Que se passe-t-il donc ? Pourquoi ce revirement de situation ?

Le vieil Aldo va à Populi, tire de la poche de celui-ci un méchant carnet à couverture noire.

— Son carnet de vols ! annonce-t-il.

Il le feuillette, se fixe à une page donnée et lit :

— 24 mai : un parapluie de dame ; un appareil Nikon ; un portefeuille contenant huit cents dollars et cent vingt mille lires ; un sac Air France contenant une bouteille thermos pleine de café ; une boîte de préservatifs ; un pot de rillettes ; un numéro d’Ici-Paris et une bouteille de Côtes du Rhône ; une trousse de toilette ; une petite valise noire contenant des papiers dactylographiés ; un rasoir ; un livre écrit en étranger ; un pyjama blanc ; un étui à raquette de tennis contenant une raquette de tennis.

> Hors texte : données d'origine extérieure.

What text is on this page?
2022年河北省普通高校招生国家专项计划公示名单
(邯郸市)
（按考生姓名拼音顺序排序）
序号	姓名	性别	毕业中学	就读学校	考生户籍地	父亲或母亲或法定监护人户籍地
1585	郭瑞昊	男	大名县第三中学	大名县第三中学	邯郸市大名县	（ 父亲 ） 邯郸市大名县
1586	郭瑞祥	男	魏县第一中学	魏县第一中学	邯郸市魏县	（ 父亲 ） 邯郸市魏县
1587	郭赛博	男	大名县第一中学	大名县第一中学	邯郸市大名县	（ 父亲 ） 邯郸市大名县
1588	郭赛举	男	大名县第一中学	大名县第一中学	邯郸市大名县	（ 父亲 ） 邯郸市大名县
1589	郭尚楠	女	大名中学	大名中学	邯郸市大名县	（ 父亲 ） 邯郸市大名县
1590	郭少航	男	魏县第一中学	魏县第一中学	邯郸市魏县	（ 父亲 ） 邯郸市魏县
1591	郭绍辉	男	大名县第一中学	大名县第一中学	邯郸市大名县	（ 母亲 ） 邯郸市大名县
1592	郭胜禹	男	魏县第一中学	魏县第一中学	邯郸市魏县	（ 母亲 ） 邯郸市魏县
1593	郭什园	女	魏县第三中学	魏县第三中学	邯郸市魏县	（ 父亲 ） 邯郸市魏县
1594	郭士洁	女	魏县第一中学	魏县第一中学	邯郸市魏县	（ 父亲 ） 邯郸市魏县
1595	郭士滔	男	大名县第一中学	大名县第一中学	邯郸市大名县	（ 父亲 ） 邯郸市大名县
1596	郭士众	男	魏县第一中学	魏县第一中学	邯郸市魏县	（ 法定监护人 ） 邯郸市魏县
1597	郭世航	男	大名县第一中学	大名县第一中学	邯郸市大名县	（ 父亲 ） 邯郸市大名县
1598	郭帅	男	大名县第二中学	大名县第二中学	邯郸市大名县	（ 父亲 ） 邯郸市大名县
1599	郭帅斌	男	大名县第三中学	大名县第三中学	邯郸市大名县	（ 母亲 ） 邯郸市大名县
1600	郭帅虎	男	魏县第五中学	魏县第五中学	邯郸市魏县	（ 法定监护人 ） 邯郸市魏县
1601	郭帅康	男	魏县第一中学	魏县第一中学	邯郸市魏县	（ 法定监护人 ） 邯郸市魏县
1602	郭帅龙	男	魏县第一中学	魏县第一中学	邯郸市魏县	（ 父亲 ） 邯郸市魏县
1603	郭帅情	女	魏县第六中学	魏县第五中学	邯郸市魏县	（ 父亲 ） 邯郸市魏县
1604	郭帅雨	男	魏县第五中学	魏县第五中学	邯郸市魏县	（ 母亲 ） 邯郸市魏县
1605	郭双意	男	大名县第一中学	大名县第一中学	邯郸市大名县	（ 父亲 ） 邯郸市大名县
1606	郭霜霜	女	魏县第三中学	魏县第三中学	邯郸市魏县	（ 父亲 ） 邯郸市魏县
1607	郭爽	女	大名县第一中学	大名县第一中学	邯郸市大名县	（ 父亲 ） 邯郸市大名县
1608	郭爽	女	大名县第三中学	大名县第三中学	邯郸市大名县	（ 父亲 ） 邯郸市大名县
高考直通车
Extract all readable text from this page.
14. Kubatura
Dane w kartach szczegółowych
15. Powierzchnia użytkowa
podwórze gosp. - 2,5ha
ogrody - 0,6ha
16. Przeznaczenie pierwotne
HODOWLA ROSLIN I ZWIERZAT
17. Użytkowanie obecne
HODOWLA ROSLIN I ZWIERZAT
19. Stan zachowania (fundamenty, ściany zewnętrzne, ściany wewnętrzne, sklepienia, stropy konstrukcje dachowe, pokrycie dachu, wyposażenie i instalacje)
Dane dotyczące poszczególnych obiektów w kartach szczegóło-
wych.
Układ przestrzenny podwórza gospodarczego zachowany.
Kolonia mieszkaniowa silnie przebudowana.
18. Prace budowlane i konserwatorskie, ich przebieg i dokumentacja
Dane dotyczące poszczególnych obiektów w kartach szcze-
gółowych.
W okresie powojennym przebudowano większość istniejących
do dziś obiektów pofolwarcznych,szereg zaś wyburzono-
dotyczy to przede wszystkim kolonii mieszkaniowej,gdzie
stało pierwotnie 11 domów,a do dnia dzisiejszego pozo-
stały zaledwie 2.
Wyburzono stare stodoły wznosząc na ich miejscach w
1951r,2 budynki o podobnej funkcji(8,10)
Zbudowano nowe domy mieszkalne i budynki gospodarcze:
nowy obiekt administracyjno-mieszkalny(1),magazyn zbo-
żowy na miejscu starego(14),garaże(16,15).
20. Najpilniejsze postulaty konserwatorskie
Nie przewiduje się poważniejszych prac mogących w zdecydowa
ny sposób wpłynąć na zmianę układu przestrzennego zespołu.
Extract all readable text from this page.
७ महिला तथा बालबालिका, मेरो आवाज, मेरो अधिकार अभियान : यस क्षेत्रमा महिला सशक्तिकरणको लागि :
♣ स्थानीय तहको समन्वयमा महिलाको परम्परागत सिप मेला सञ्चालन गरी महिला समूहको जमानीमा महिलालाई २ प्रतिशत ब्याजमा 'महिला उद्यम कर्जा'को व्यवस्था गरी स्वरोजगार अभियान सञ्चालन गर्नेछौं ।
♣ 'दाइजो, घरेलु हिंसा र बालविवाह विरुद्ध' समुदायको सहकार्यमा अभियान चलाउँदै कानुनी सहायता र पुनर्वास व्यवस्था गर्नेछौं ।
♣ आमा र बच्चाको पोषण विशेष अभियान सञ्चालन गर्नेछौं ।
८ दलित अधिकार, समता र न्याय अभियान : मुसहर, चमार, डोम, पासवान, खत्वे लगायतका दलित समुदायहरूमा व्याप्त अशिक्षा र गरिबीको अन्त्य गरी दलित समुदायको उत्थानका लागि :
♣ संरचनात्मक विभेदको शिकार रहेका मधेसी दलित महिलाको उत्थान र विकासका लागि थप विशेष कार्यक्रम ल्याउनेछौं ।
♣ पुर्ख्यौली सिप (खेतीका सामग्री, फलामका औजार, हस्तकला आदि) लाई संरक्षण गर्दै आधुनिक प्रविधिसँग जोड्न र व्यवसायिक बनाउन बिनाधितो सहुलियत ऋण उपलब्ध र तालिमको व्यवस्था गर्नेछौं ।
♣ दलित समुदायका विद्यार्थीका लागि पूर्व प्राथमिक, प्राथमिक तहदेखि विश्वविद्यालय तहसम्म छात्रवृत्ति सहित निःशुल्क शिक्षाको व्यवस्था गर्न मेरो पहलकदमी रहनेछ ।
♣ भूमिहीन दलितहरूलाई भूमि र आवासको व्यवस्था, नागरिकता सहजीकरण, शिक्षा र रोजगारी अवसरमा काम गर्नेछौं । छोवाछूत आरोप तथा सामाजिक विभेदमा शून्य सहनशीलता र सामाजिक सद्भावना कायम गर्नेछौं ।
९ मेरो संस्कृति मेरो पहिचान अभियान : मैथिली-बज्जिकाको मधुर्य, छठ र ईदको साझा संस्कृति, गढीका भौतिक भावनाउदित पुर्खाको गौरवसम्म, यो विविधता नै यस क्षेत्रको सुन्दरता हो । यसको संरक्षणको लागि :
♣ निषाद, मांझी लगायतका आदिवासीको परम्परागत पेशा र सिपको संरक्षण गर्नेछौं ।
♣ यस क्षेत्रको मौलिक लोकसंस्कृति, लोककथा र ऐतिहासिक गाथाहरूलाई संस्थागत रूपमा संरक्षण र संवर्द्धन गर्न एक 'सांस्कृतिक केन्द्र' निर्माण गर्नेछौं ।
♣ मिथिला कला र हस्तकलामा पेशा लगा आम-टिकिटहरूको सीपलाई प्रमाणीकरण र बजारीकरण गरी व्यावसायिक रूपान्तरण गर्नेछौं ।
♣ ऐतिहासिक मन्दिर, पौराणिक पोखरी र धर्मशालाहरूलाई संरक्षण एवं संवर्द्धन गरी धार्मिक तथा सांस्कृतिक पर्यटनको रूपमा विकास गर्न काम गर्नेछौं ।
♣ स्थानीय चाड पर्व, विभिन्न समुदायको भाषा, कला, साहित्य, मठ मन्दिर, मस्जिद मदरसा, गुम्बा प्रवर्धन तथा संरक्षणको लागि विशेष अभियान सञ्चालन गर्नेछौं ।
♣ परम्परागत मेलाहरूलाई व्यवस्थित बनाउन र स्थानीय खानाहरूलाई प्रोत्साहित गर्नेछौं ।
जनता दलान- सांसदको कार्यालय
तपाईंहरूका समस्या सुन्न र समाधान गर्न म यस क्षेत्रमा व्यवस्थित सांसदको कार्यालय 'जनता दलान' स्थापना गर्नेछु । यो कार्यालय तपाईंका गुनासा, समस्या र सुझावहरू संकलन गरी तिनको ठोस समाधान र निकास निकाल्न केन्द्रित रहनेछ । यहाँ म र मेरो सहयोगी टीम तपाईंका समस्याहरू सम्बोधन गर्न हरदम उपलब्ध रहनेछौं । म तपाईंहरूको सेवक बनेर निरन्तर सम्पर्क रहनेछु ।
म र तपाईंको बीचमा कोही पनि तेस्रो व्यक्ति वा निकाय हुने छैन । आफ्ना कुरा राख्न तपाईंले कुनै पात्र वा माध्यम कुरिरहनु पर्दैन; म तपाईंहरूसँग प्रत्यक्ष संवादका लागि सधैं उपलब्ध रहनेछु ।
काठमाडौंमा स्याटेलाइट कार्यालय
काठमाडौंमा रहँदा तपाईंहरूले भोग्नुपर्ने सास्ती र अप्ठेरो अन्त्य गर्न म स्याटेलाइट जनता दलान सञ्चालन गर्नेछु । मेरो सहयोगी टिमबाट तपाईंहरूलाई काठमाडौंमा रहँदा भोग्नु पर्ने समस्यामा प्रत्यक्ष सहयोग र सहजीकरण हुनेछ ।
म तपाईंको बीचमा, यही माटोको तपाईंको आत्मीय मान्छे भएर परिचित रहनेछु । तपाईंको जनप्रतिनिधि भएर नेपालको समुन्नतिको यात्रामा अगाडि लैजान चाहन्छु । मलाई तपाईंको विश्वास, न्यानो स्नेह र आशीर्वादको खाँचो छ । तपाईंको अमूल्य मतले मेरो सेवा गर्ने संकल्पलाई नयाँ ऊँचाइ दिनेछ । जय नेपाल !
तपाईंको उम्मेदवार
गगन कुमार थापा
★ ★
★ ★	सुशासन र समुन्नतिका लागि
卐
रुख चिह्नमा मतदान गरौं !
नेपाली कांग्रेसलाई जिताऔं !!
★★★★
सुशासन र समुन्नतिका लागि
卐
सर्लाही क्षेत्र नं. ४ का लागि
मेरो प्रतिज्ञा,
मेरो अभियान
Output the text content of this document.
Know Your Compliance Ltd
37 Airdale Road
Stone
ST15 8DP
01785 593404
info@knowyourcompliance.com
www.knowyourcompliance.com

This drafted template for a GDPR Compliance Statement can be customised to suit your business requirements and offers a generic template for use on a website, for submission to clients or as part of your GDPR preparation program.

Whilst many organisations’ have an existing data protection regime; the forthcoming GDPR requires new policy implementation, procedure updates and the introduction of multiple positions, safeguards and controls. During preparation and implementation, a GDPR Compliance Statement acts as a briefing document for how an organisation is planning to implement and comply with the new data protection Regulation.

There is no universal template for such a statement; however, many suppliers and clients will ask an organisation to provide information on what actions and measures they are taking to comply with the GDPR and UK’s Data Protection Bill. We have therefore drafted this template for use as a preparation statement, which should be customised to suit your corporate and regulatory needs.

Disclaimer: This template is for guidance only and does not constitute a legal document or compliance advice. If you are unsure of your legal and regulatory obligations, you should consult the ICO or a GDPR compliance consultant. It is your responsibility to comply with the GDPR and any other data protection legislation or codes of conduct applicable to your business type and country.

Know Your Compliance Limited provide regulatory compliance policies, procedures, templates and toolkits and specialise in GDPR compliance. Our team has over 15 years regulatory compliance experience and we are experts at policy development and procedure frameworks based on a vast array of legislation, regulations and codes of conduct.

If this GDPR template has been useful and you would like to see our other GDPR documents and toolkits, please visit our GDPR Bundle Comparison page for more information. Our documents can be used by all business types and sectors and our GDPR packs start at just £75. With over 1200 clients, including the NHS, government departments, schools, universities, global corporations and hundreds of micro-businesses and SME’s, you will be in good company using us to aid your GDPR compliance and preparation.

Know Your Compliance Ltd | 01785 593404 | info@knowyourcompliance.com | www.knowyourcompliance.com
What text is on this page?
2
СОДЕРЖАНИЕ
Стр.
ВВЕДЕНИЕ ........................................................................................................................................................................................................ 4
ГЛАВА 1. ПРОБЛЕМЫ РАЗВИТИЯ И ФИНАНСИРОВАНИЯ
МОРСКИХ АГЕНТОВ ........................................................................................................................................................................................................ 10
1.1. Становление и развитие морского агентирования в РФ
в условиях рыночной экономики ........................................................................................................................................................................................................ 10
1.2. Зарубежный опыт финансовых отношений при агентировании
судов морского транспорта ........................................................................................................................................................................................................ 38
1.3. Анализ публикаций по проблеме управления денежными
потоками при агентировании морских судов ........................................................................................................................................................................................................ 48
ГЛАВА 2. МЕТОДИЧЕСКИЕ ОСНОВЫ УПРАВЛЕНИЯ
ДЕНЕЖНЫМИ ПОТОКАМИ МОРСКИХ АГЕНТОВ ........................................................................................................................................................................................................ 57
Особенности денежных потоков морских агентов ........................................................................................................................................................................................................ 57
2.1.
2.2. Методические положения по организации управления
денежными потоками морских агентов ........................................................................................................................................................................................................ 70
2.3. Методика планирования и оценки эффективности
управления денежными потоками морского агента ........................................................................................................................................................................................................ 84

— Voilà, me déclare Cesarini, le baron a bien trouvé la valise le 24 mai. Bon. Nous sommes mis au courant de votre venue en Sicile et de votre intention de voler cette valise. Nous prions le baron de nous confier la transaction. Il accepte. Mais au moment d’aller chercher la valise, il s’aperçoit qu’elle a disparu.

Je bondis.

— Hein ?

Note que j’aurais pu crier une exclamation moins banale, telle que « Allons donc ! Vous me la baillez belle ! » « Qu’est-ce à dire ! » ou même : « Vous rigolez ! » Toujours est-il que mon « hein » me suffit et que si tous mes choses-frères montraient le même souci d’économie que moi, ils contribueraient à résoudre la crise du papier comme on nous le recommande par voie d’affiches.

Franchement, je te jure : je crie « hein » parce que la nouvelle est stupéfieuse, antidérapante et un peu oléagineuse dans son contexte principal. La valise volée à Populi ! Dedieu, par qui est-ce ? Mais quicommentquand ? Dans quel but ?

S’agit-il d’une ruse ?

Eh bien, pour du nouveau, voilà qui n’est pas banal.

— Je vais vous dire ce qui s’est passé, continue le père Aldo.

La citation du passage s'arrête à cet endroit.